Valuation & Stock Picks


Focus on growth, value, and earnings. 

  • Our picks for 2016 are centred around growth, earnings resilience and value. Stocks with the strongest fundamentals and earnings resilience and growth continue to be Thaibev and Sheng Siong. Both Jumbo and Courts are offering regional growth at compelling valuations.

Valuations slightly above average. 

  • Sector valuation is currently at about 22x PE, which is +0.5SD above its 10-year historical average. This has tapered off marginally, particularly with the recent uncertainty in regional markets and slower-than-expected improvement in top line year-to-date. 
  • That said, there is potential for re-rating should top-line growth in 2017 come in stronger than expected and/or accretive acquisitions by made by specific companies.

ThaiBev (THBEV SP, S$0.86, BUY, TP: S$1.13) 

  • We like ThaiBev for its exposure in Thailand, resilient and dominant Spirits operations, providing the bulk of the group's cashflow. 
  • In addition, Beer operations should continue to retain its market share gains after the rebranding of Chang Beer. With the rebranding and increase in brand awareness, this puts management in a better position to manage its margins.
  • We see ThaiBev in a transformational mode to morph into a regional player. We believe its earnings momentum, coupled with its ongoing transformation into a regional beverage player, will aid in further rerating of the counter. 
  • In addition, a key catalyst could arise from the corporate restructuring of its associate, FNN coupled with potential acquisitions (leveraging on its net cash position) to expand into the Indochina region. In our view, this would provide a further boost to earnings and stock price re-rating.

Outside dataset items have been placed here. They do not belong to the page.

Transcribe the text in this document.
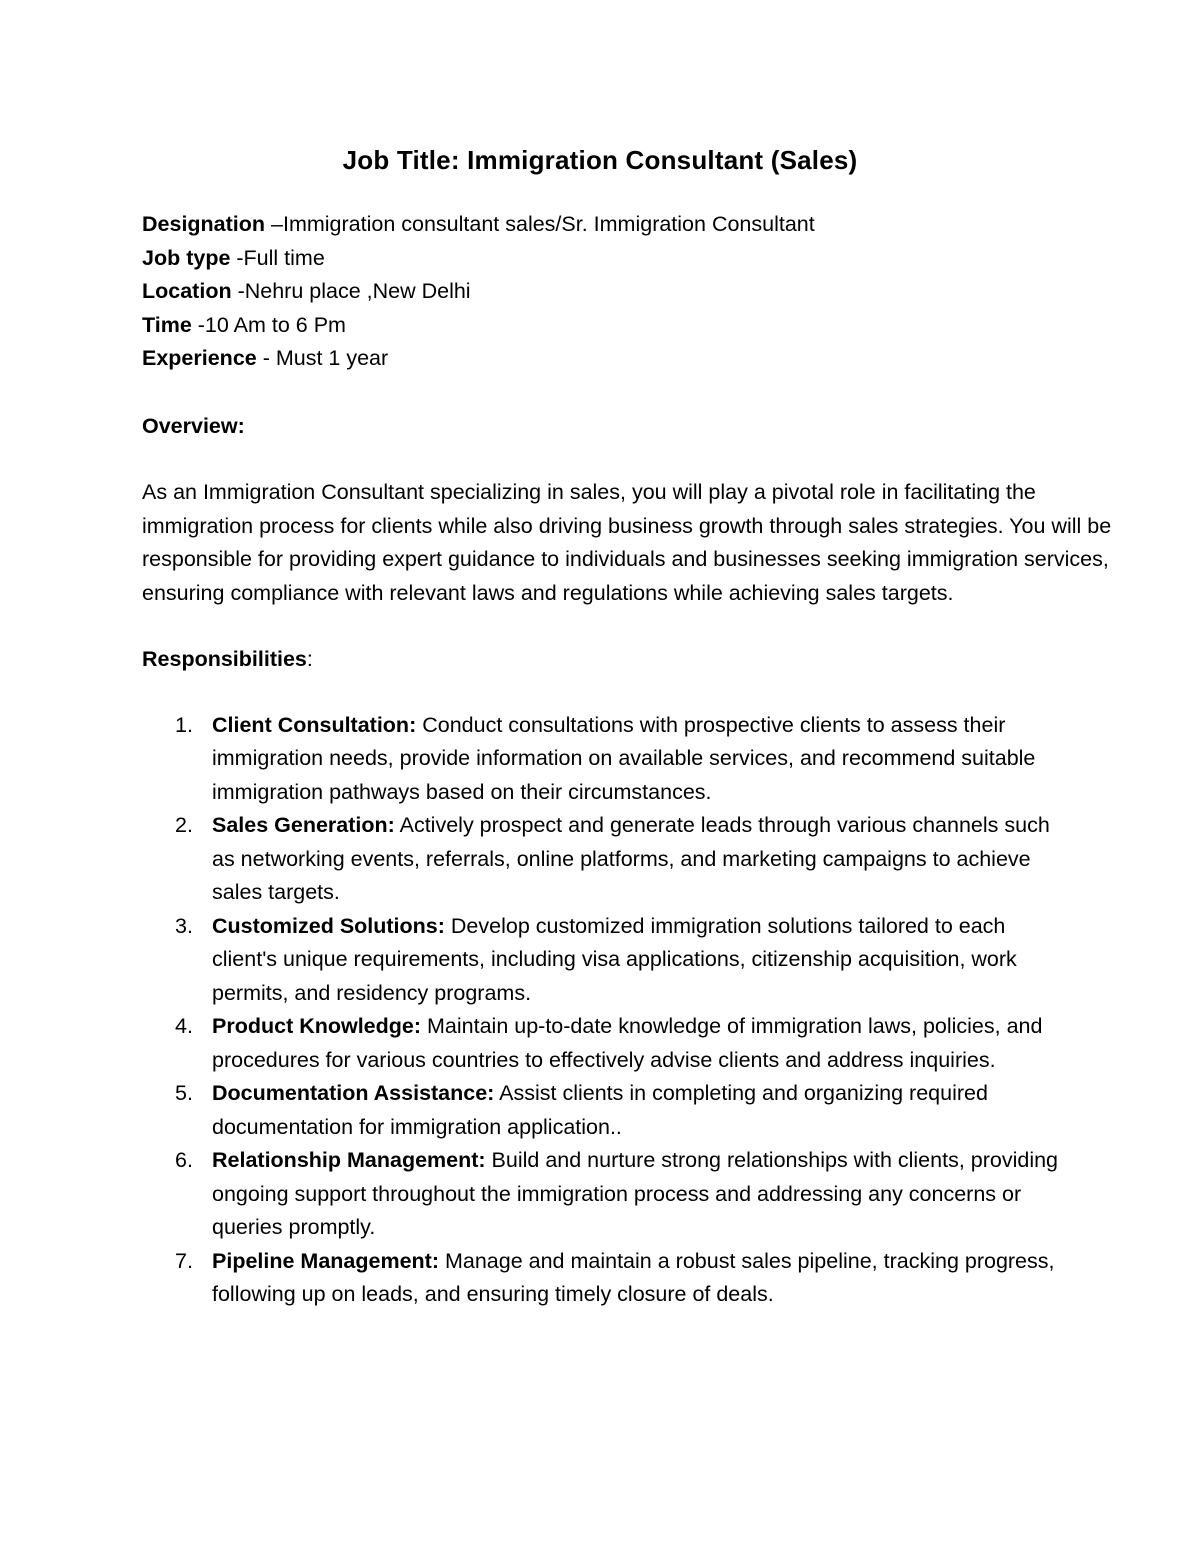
Job Title: Immigration Consultant (Sales)

Designation –Immigration consultant sales/Sr. Immigration Consultant

Job type -Full time

Location -Nehru place ,New Delhi

Time -10 Am to 6 Pm

Experience - Must 1 year

Overview:

As an Immigration Consultant specializing in sales, you will play a pivotal role in facilitating the immigration process for clients while also driving business growth through sales strategies. You will be responsible for providing expert guidance to individuals and businesses seeking immigration services, ensuring compliance with relevant laws and regulations while achieving sales targets.

Responsibilities:

1. Client Consultation: Conduct consultations with prospective clients to assess their immigration needs, provide information on available services, and recommend suitable immigration pathways based on their circumstances.
2. Sales Generation: Actively prospect and generate leads through various channels such as networking events, referrals, online platforms, and marketing campaigns to achieve sales targets.
3. Customized Solutions: Develop customized immigration solutions tailored to each client's unique requirements, including visa applications, citizenship acquisition, work permits, and residency programs.
4. Product Knowledge: Maintain up-to-date knowledge of immigration laws, policies, and procedures for various countries to effectively advise clients and address inquiries.
5. Documentation Assistance: Assist clients in completing and organizing required documentation for immigration application..
6. Relationship Management: Build and nurture strong relationships with clients, providing ongoing support throughout the immigration process and addressing any concerns or queries promptly.
7. Pipeline Management: Manage and maintain a robust sales pipeline, tracking progress, following up on leads, and ensuring timely closure of deals.
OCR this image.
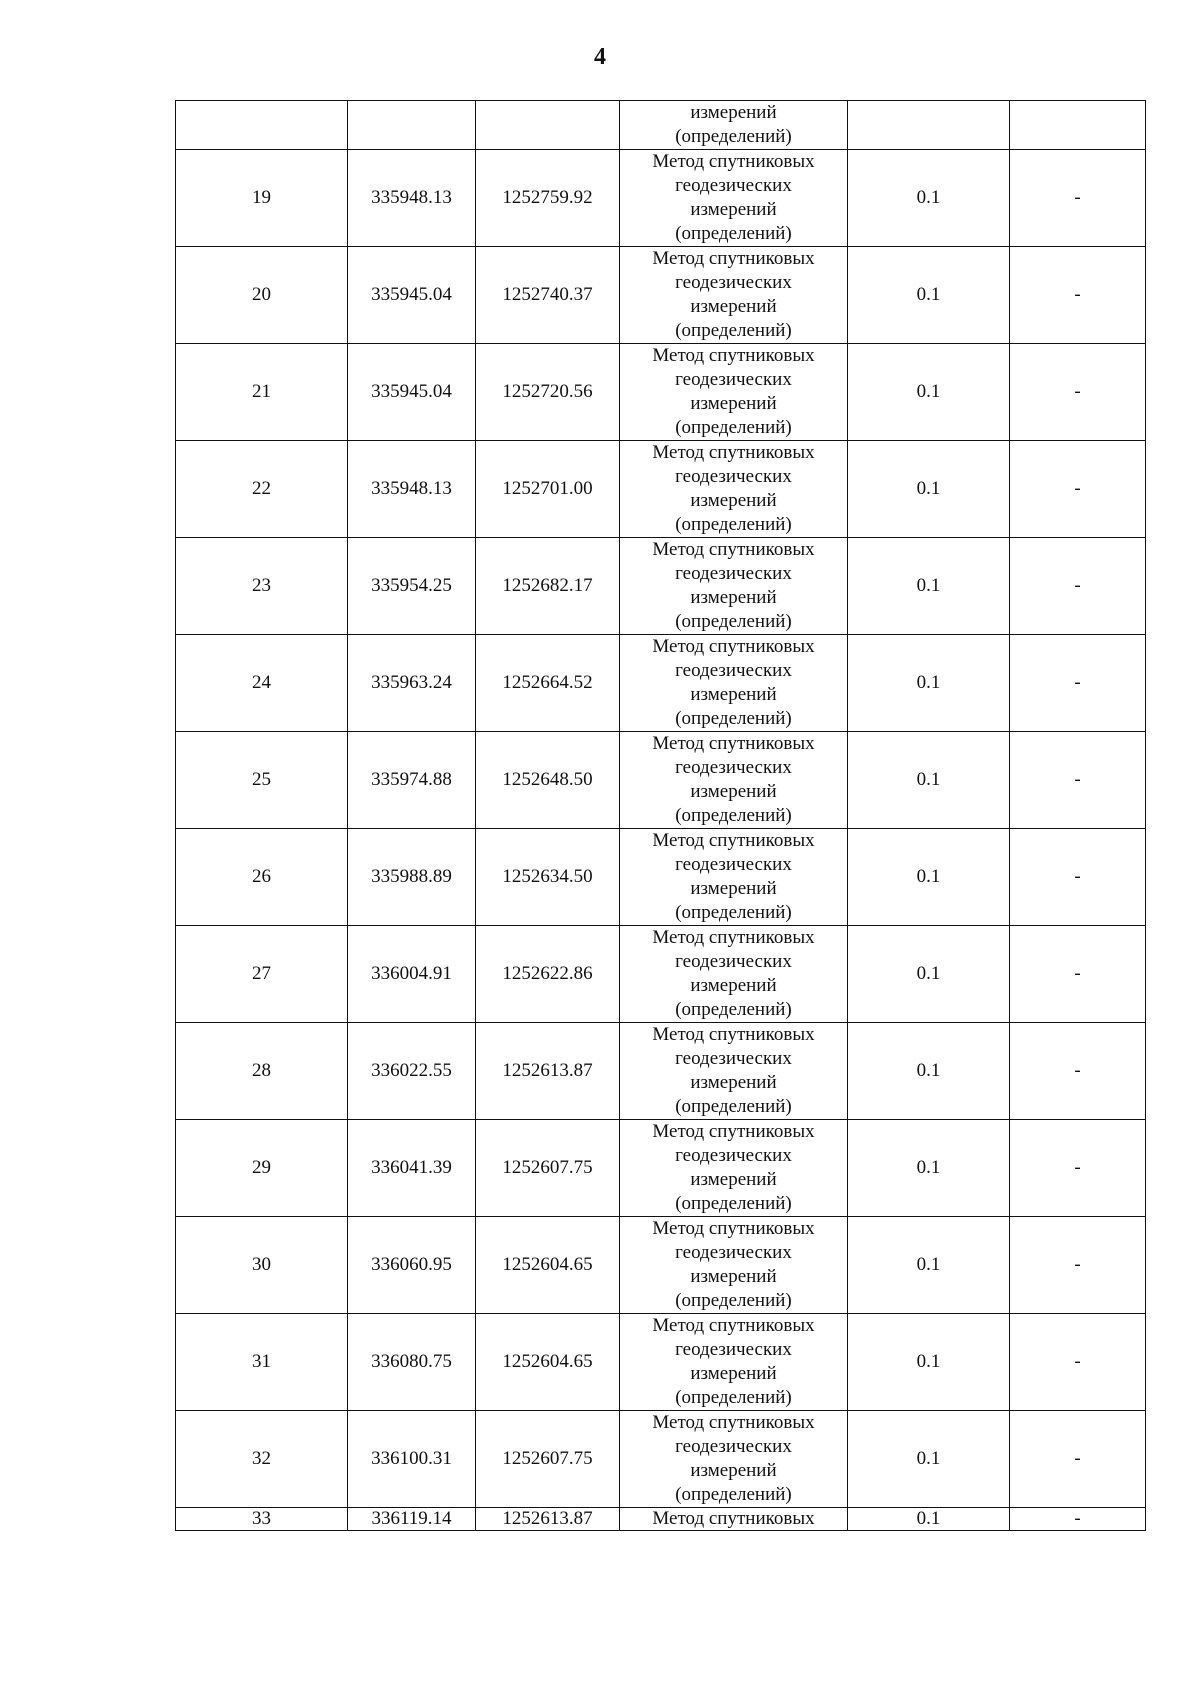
4
			измерений
(определений)		
19	335948.13	1252759.92	Метод спутниковых
геодезических
измерений
(определений)	0.1	-
20	335945.04	1252740.37	Метод спутниковых
геодезических
измерений
(определений)	0.1	-
21	335945.04	1252720.56	Метод спутниковых
геодезических
измерений
(определений)	0.1	-
22	335948.13	1252701.00	Метод спутниковых
геодезических
измерений
(определений)	0.1	-
23	335954.25	1252682.17	Метод спутниковых
геодезических
измерений
(определений)	0.1	-
24	335963.24	1252664.52	Метод спутниковых
геодезических
измерений
(определений)	0.1	-
25	335974.88	1252648.50	Метод спутниковых
геодезических
измерений
(определений)	0.1	-
26	335988.89	1252634.50	Метод спутниковых
геодезических
измерений
(определений)	0.1	-
27	336004.91	1252622.86	Метод спутниковых
геодезических
измерений
(определений)	0.1	-
28	336022.55	1252613.87	Метод спутниковых
геодезических
измерений
(определений)	0.1	-
29	336041.39	1252607.75	Метод спутниковых
геодезических
измерений
(определений)	0.1	-
30	336060.95	1252604.65	Метод спутниковых
геодезических
измерений
(определений)	0.1	-
31	336080.75	1252604.65	Метод спутниковых
геодезических
измерений
(определений)	0.1	-
32	336100.31	1252607.75	Метод спутниковых
геодезических
измерений
(определений)	0.1	-
33	336119.14	1252613.87	Метод спутниковых	0.1	-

Sheng Siong (SSG SP, S$1.01, BUY, TP: S$1.19) 

  • We like Sheng Siong for its earnings growth traction, efficient operations, strong ROE, defensive earnings qualities, dividend yield and net cash balance sheet. Although store closures are expected for FY17F, we see continued margin expansion through 
    1. direct sourcing from suppliers which include farmlands in Malaysia; 
    2. higher sales of house brands, which currently constitute less than 10% of turnover; 
    3. higher fresh mix from the displacement of wet markets in Singapore; 
    4. more bulk handling as it expands and adds another 45,000 sqft of warehouse space at its Mandai distribution centre. 
  • The stock has a dividend yield of c.4%.

Jumbo (JUMBO SP, S$0.63, BUY, TP: S$0.77) 

  • We like Jumbo for its rapid growth in China, close to 30% ROE in FY16F, relatively higher margin than peers, cash generative business, and strong net cash balance. We see no signs of margin pressure as crab costs vs revenue per head remains consistent. 
  • While Jumbo is growing rapidly in China, new JVs and franchise partnerships in other parts of Asia will help add to earnings growth going forward.

Courts Asia (COURTS SP, S$0.45, BUY, TP: S$0.50) 

  • Courts is a earnings recovery and value play. We expect earnings to recover on the back of better cost management and margins. We forecast top line to remain robust driven by accelerating GDP growth, store expansion and consumer sentiment recovery in Malaysia and Indonesia. 
  • Focus on bundled value-added services and cost management will help improve margins and reduce operating expenses. 
  • Valuation is compelling at 9x FY17F PE (near -1SD of its forward PE valuation) and 0.7x P/BV. The stock also offers a dividend yield of close to 4%.